A First Benchmark Test
In the Netherlands sustainable digital finance solutions at market level have been mainly driven by incumbents, rather than coming from the fintech community. Examples of incumbent-led solutions are numerous. They include the recently launched partnership in Africa between Rabobank and MasterCard which uses data to offer farmers real-time information about market prices and link them directly to market platforms allowing them to by-pass middlemen. Then there is Rabobank’s recent adoption of satellite image analytics to monitor de-forestation in their value chain. The pension asset manager APG used artificial intelligence to analyze 10,000 companies, which allowed it to spot 1,325 sustainable companies to invest in. ING uses artificial intelligence and Big Data for sustainability-linked lending products that factor in the costs of externalities. This list gets longer the more one looks at the three large Dutch banks and some of the major Dutch asset owners: there is a strong focus on environmental issues.
This is in sharp contrast to the fintech start-up scene in the Netherlands. Few Dutch fintechs are what SDFA describes as “native-SDG fintechs”—that is, few of them were explicitly designed to tackle a sustainability challenge of any sort. However, in developing our prototype with Holland Fintech, our fintech landscape survey asked them to self-select the SDGs to which they contribute. Here the fintech community perceive themselves as having the greatest impact on SDGs 8 (Decent Work and Economic Growth) and 9 (Industry, Innovation, and Infrastructure). The four green SDGs (#7 Affordable and Clean Energy, #13 Climate Action, #14 Life Below Water, and #15 Life on Land) are the SDGs where the Dutch fintechs perceive their business models to have the least impact.
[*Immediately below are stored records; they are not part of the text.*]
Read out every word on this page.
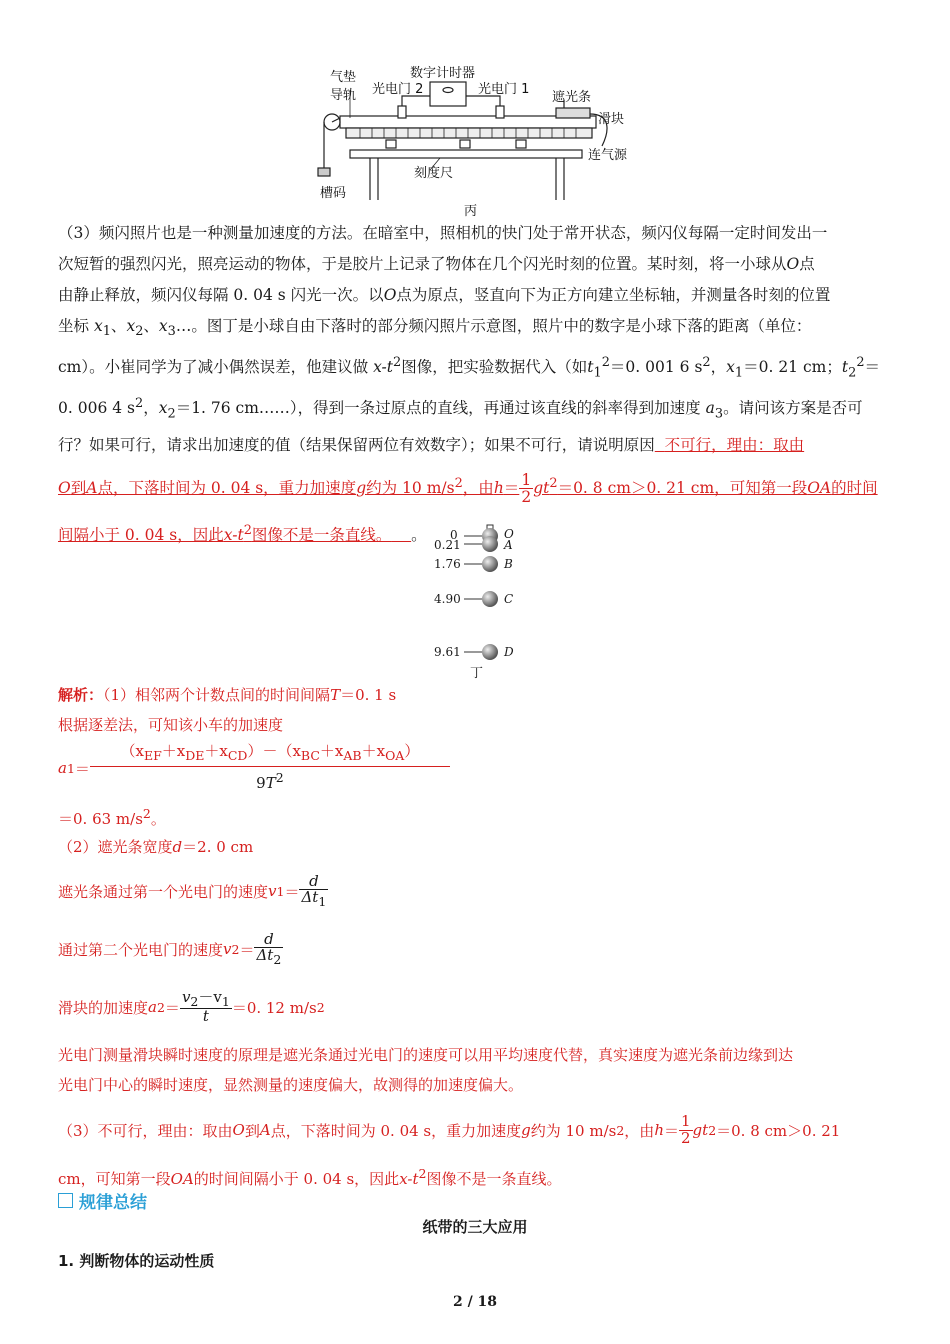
气垫
导轨 光电门 2
数字计时器
光电门 1
遮光条
滑块
连气源
刻度尺
槽码
丙
（3）频闪照片也是一种测量加速度的方法。在暗室中，照相机的快门处于常开状态，频闪仪每隔一定时间发出一
次短暂的强烈闪光，照亮运动的物体，于是胶片上记录了物体在几个闪光时刻的位置。某时刻，将一小球从O点
由静止释放，频闪仪每隔 0. 04 s 闪光一次。以O点为原点，竖直向下为正方向建立坐标轴，并测量各时刻的位置
坐标 $x_1$、$x_2$、$x_3\dots$。图丁是小球自由下落时的部分频闪照片示意图，照片中的数字是小球下落的距离（单位：
cm）。小崔同学为了减小偶然误差，他建议做 $x-t^2$图像，把实验数据代入（如$t_1^2=0$. 001 6 $s^2$，$x_1=0$. 21 cm；$t_2^2=$
0. 006 4 $s^2$，$x_2=1$. 76 cm……），得到一条过原点的直线，再通过该直线的斜率得到加速度 $a_3$。请问该方案是否可
行？如果可行，请求出加速度的值（结果保留两位有效数字）；如果不可行，请说明原因 不可行，理由：取由
O到A点，下落时间为 0. 04 s，重力加速度g约为 10 $m/s^2$，由$h= \frac{1}{2} gt^2=0$. 8 cm＞0. 21 cm，可知第一段OA的时间
间隔小于 0. 04 s，因此$x-t^2$图像不是一条直线。 。	0
0.21
1.76
4.90
9.61
O
A
B
C
D
丁
解析：（1）相邻两个计数点间的时间间隔T＝0. 1 s
根据逐差法，可知该小车的加速度
a $1 = \frac{(x_{EF}+x_{DE}+x_{CD})-(x_{BC}+x_{AB}+x_{OA})}{9T^2}$
＝0. 63 $m/s^2$。
（2）遮光条宽度d＝2. 0 cm
遮光条通过第一个光电门的速度 v $1 = \frac{d}{\Delta t_1}$
通过第二个光电门的速度 v $2 = \frac{d}{\Delta t_2}$
滑块的加速度 a $2 = \frac{v_2-v_1}{t} =0$. 12 m/s 2
光电门测量滑块瞬时速度的原理是遮光条通过光电门的速度可以用平均速度代替，真实速度为遮光条前边缘到达
光电门中心的瞬时速度，显然测量的速度偏大，故测得的加速度偏大。
（3）不可行，理由：取由 O 到 A 点，下落时间为 0. 04 s，重力加速度 g 约为 10 m/s 2 ，由 $h = \frac{1}{2}$ gt 2 ＝0. 8 cm＞0. 21
cm，可知第一段OA的时间间隔小于 0. 04 s，因此$x-t^2$图像不是一条直线。
规律总结
纸带的三大应用
1. 判断物体的运动性质
2 / 18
The sustainable digital finance solutions in the Netherlands are mainly found in circular economy, agricultural finance, and in crowdfunding. In the latter the Netherlands is a European stronghold. At last Friday’s event in Amsterdam, OnePlanet Crowd was sharing their journey, stressing that sustainability is something the Dutch public is eager to invest in. OnePlanet Crowd recently launched a renewable energy project and it was immediately oversubscribed. OnePlanet Crowd shared that at the moment, there is more savings from the Dutch people than there are investible green projects.
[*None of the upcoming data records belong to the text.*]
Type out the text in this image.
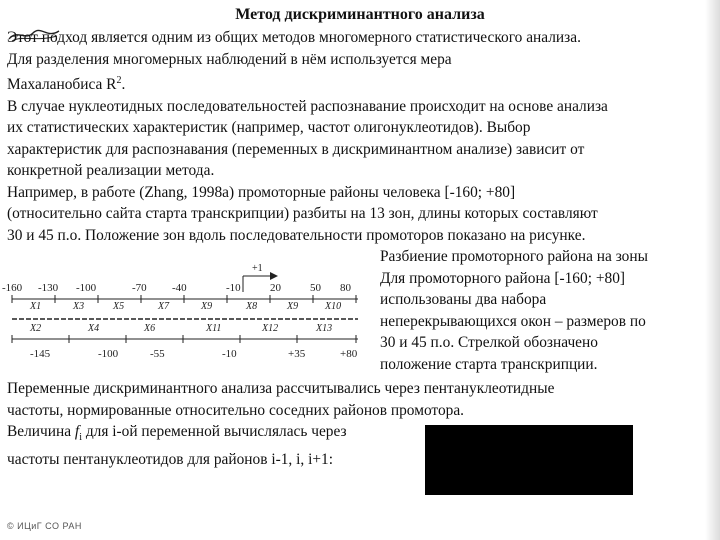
Метод дискриминантного анализа
Этот подход является одним из общих методов многомерного статистического анализа.
Для разделения многомерных наблюдений в нём используется мера
Махаланобиса $R^2$.
В случае нуклеотидных последовательностей распознавание происходит на основе анализа
их статистических характеристик (например, частот олигонуклеотидов). Выбор
характеристик для распознавания (переменных в дискриминантном анализе) зависит от
конкретной реализации метода.
Например, в работе (Zhang, 1998a) промоторные районы человека [-160; +80]
(относительно сайта старта транскрипции) разбиты на 13 зон, длины которых составляют
30 и 45 п.о. Положение зон вдоль последовательности промоторов показано на рисунке.
+1
-160 -130 -100	-70 -40	-10	20	50 80
X1	X3	X5	X7	X9	X8	X9	X10
X2	X4	X6	X11	X12	X13
-145	-100	-55	-10	+35	+80
Разбиение промоторного района на зоны
Для промоторного района [-160; +80]
использованы два набора
неперекрывающихся окон – размеров по
30 и 45 п.о. Стрелкой обозначено
положение старта транскрипции.
Переменные дискриминантного анализа рассчитывались через пентануклеотидные
частоты, нормированные относительно соседних районов промотора.
Величина $f_i$ для i-ой переменной вычислялась через
частоты пентануклеотидов для районов i-1, i, i+1:
© ИЦиГ СО РАН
Rabobank offered a final reflection which perhaps suggests why in the Netherlands it is the incumbents who are the sustainable digital finance champions. The Rabobank executive said that sustainable digital finance is something Rabobank largely pursues with foreign partners, in projects outside the bank’s home country. Inside the bank, the two workstreams—digital transformation and sustainability—remain perhaps too siloed.
Regulatory Readiness
Regulatory readiness means clarity of the regulations governing the underlying technologies (blockchain, ioT, AI, and especially Big Data) needed to build high impact sustainable fintech solutions. It also means the existence of regulatory practices and standards for auditing how that technology is deployed for sustainability. This clarity is needed for both upfront licensing as well as for ongoing supervision. Does a regulatory body review algorithmic design for sustainability outcomes as part of its standard practice? Is there regulatory clarity around potentially high impact solutions such as fractional ownership of green assets through tokenization? In the Netherlands the central bank shows great leadership in green finance as the chair of the Network for the Greening of the Financial System (NGFS) and has an internal sustainable finance platform. However, even in the Netherlands, the integration between sustainable finance and fintech regulation remains limited and tentative.
Along with our country-by-country stock-taking of the supply side, SDFA is mapping the regulatory landscape. Our next steps will be to test the regulatory metrics in more countries to refine our Sustainable Digital Finance Readiness Benchmark. The product will go live in mid-2020 with the launch of the UN Digital Financing Task Force’s final report.